ONLY TWO WEEKS EARLIER a persistent cough had begun to bother Pope Benedict XV. Although he was a small, frail man who since childhood had walked with a limp—the Vatican gossips called him the “little one”—he was not old and had enjoyed good health during his seven years on St. Peter’s throne. But what began as bronchitis quickly turned into pneumonia, and the sixty-eight-year-old Benedict took last rites. The next afternoon, lying on his simple iron bed, he lost consciousness. The following morning, January 22, he was dead.1
Giacomo Della Chiesa had been an unusual choice when the genial but repressive Pius X died in 1914, just as the Great War began. When the fifty-two cardinals assembled in late August that year to elect a successor, Della Chiesa had been a cardinal for only three months. Born to an aristocratic but far-from-wealthy family, respected for his intelligence and good judgment, he did not look the part of a pontiff. Although dignified in bearing, and courtly in manners, he was undersized, with a sallow complexion, an impenetrable mat of black hair, and prominent teeth. Everything about him seemed sli
ghtly crooked, from his nose, mouth, and eyes to his shoulders.2
As a young priest, Della Chiesa worked in the Vatican Secretariat of State, which deals with the Holy See’s relations with governments around the world. There he made his way through the ranks until 1913, when he was sent to Bologna to become its archbishop.

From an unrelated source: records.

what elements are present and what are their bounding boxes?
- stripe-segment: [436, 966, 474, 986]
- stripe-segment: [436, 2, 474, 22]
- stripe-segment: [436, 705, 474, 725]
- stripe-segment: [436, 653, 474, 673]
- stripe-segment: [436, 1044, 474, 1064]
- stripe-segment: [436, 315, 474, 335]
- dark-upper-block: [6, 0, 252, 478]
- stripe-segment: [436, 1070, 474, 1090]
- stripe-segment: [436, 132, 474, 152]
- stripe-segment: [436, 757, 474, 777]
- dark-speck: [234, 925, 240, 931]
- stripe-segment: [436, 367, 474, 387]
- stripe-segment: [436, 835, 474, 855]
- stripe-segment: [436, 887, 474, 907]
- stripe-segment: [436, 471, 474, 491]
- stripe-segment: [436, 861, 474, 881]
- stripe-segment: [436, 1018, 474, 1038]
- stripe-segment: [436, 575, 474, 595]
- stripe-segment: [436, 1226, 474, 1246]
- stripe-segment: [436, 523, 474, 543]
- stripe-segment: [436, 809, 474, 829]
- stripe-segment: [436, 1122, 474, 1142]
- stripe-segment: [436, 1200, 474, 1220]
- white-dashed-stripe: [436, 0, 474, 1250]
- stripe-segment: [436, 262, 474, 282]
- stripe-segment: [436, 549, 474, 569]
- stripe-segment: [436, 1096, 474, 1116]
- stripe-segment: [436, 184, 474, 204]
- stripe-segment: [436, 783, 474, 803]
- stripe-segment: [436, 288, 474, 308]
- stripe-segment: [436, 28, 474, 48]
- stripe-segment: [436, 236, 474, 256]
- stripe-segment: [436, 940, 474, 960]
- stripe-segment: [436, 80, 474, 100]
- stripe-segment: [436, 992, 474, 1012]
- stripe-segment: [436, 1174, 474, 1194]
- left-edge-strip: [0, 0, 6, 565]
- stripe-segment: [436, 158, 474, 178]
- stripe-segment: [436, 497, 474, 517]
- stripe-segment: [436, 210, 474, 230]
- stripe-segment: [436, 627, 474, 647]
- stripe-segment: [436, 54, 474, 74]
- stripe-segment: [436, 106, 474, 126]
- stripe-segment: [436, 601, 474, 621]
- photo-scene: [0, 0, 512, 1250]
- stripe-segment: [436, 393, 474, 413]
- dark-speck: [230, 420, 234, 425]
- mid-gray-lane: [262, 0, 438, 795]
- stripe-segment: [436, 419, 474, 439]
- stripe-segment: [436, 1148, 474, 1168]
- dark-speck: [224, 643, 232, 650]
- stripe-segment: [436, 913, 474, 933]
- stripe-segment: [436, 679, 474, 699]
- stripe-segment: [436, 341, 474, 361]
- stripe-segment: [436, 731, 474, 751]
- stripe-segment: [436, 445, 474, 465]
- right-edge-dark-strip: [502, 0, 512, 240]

Some believed that Della Chiesa’s departure from the Vatican was the work of Cardinal Rafael Merry del Val, Pope Pius X’s secretary of state and his main partner in the crusade to stamp out any sign of “modernism” in the clergy. Pius X worried that modern ideas were replacing the Church’s centuries-old teachings. Particularly noxious, in the pope’s view, were beliefs in individual rights and religious freedom, along with the heretical notions that church and state should be separated, and that faith should come to terms with the lessons of science. Believing Della Chiesa to be too moderate, Merry del Val wanted him far from the seat of Church power.3
On the tenth ballot, Della Chiesa reached—just barely—the two-thirds vote required. One of Merry del Val’s fellow hard-liners, Cardinal Gaetano De Lai, humiliated the new pope by demanding that his ballot be examined to ensure that he had not voted for himself.
Pius X had died at a frightening time for Italians, but his successor’s death, in 1922, came amid even greater unrest. Many feared that revolution could erupt at any moment, although they differed on whether it was more likely to be sparked by the socialists or the fascists. The Great War, which the elite had hoped would help unify the hopelessly divided Italians and rally the population around the government, had done neither. Over half a million Italians had died, and even more had returned wounded. A demobilized army came home to find few jobs. The country’s political leaders seemed incapable of finding a way out of the crisis.